Sample reads

The Sample Reads tool is very useful for reducing the size of data sets. It allows the user to reduce the number of reads in a sequence list to an absolute number of reads, or a pre-defined percentage of the original list.

A reduced sequence list can be relevant when editing contigs with a high coverage, as an excessive amount of reads can be overly resource-demanding and can hinder read mapping editor functions. Sampling reads, and subsequently mapping the sampled reads to contigs with the Map Reads to Contig tool can maintain the speed of many edit operations in the contig aligner without any loss of important information. Similarly, in the case of de novo assembly, very high coverage in a location will increase the probability this location is seen as a sequencing error. You can thus use the Sample Reads tool to reduce coverage to a maximum average coverage of 100x using the following calculation:

  1. Multiply the estimated size of the genome you intend to assemble by 100. This value will be the total number of bases you should use as input for assembly.
  2. Divide the total input bases the average length of your sequencing reads.
  3. Use this number as input for the number of reads to obtain as output from the Sample Reads tool.
To learn more about the Map Reads to Contig tool and the De Novo Assembly tool, see the De novo sequencing chapter.

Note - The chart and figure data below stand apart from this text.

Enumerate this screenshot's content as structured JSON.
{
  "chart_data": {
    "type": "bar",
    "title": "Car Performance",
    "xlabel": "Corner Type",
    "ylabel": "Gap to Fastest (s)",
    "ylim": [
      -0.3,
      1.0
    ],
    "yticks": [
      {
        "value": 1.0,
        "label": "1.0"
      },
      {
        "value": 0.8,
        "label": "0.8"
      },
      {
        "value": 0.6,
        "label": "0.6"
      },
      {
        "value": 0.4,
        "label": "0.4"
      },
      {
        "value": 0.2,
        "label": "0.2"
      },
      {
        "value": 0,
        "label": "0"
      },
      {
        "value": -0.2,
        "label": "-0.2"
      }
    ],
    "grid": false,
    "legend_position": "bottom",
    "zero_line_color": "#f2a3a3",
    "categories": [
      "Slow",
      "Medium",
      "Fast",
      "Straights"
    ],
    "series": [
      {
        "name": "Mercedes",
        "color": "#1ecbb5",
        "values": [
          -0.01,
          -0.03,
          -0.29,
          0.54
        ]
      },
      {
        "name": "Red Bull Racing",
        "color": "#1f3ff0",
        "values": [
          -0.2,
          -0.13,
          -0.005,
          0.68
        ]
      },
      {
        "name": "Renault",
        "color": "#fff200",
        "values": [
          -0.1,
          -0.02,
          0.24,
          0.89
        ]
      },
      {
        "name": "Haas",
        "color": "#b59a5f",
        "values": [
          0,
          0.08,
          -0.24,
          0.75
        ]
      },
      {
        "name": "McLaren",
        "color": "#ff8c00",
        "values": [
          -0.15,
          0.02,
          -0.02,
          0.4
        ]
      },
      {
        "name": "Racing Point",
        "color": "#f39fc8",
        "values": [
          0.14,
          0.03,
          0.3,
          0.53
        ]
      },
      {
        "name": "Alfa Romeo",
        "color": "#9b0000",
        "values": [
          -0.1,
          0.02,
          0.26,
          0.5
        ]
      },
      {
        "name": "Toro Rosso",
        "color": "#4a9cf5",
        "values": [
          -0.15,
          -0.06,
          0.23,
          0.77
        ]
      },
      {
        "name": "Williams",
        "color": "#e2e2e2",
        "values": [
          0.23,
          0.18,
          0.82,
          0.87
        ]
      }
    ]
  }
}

To run the Sample Reads tool:         Toolbox | NGS Core Tools (Image ngsfolder) | Sample reads (Image extractconsensus_16_n_p)

This opens the dialog shown in figure 24.57. Select the relevant reads and click Next.

Image sample_reads_step1
Figure 24.57: Select the reads.

This leads to the Sample size parameters step shown in figure 24.58.

Image sample_reads_step2
Figure 24.58: Specify the sample size parameters.

In the Sample size parameters it is possible to sample down to either an absolute number of reads, or a sample percentage of the original file, with sample percentage defining the percentage of the sub-sample paired reads (for single end reads) and pairs of reads (for paired reads).

It is also possible to choose between a Reproducible or Random output. The Reproducible option will always returns the same sample (i.e., containing the same reads) for a given sample size or percentage; the Random option returns a different sample each time the tool is run.

After the Result handling step, click Finish.